John Whetzal jlw53 at cox.net
Sat Aug 27 17:29:21 PDT 2005


Hi,
 
I was a maintainer on the Q-7 at Duluth AFB, 1973-1982.
 
Scheduled maintenance, known as Preventive Maintenance Inspections
(PMIs) were rotated each day...i.e. "A" computer on Monday, "B" computer
on Tuesday, "A" computer on Wednesday and so on.  PMIs were divided into
daily, weekly (7 day), monthly (28 day), quarterly (68 day), semi-annual
(156 day), and annual (336 day).  Each day when we came to work, there
was a computer generated list of the PMIs we had to perform that day.
PMIs and maintenance were mostly done on swing and mid-shifts.  We also
did "reinsertions" which was inserting previously failed pluggable units
(PUs) into the off-line machine and running the applicable maintenance
program to determine if they were properly repaired by the personnel in
the PU lab.  I worked in the PU lab for a while. In the early 1970's we
did just replace all the tubes in the pluggable unit.  Each PU had the
capacity to hold 8 tubes-depended on the number of circuits/circuit
cards in the PU.  I remember 7236s tubes which I believe were line
drivers for the core memory & 6888s were also a common tube.
 
I believe we had 40+ computer maintainers assigned to our system.
 
Whether the computer was "down" during maintenance, depended on what
PMIs you were performing & how quickly you could restore the system.  If
you were changing a drum belt, you could not come back up as fast as
changing a tube in central computer.
 
I worked mostly in Input/Output...IBM 728 tape drives, line printers,
card readers, card punches, LRI & XTL and in Outputs--frames 33 & 42?,
Tape drive power was unit 18.  I remember the maintenance program names:
XTL Overall, LRI Overall, MC1L (marginal checking on frame 13-tape
adapter) & Tapes1B on tape drives, Outputs Overall, Big Mem & LiL Mem.
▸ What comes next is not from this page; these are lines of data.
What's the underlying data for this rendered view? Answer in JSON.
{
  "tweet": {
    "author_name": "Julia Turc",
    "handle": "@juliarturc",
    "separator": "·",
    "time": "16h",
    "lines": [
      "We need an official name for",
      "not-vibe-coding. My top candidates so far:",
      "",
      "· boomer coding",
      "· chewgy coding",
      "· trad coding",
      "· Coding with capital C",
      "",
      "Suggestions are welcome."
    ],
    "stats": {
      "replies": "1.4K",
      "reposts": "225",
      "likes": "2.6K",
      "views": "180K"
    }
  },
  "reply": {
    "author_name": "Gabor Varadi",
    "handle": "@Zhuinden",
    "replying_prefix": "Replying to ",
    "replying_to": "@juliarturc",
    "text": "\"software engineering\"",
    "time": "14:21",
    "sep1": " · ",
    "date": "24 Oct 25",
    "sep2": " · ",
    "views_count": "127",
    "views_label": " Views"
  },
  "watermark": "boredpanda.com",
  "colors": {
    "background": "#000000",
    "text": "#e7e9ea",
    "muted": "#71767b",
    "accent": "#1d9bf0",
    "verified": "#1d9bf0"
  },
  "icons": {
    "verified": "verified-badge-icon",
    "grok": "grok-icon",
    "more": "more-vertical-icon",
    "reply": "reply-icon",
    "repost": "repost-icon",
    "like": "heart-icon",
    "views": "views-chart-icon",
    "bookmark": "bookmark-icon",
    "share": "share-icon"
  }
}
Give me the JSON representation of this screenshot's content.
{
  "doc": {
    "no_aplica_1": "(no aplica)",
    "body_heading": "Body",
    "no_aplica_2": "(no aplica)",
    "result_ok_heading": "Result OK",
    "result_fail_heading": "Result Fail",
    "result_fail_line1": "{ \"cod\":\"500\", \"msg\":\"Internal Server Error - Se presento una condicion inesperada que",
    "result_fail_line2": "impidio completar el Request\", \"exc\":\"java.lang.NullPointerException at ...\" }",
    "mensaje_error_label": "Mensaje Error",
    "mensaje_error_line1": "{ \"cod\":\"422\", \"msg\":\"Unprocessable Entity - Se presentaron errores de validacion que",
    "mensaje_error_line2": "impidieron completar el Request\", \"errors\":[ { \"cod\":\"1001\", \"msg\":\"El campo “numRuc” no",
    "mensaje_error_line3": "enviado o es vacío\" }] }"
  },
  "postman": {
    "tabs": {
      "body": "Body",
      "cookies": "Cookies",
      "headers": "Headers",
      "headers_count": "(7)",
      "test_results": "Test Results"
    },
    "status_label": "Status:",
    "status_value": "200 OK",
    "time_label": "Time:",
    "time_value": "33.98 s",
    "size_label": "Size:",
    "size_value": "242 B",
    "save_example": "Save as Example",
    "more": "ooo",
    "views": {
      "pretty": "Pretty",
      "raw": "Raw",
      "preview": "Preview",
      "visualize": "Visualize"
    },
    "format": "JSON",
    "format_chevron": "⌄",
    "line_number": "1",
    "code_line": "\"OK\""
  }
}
This is straining my brain to recall this stuff.
 
I remember if 6HD V8 went bad the computer would simultaneously select
main & aux drums.  I remember the whining of those drums.  I have
ringing in my ears and no doubt listening to those drums 8 & 12 hours a
day for 9 years contributed.
 
In 1981 when the Duluth computer was shut down, we removed all the tubes
and individually wrapped them in a small piece of cardboard and secured
the cardboard with a rubber band.  We then stacked the tubes into large
boxes and sent them to IBM, who was the depot for Q-7 parts.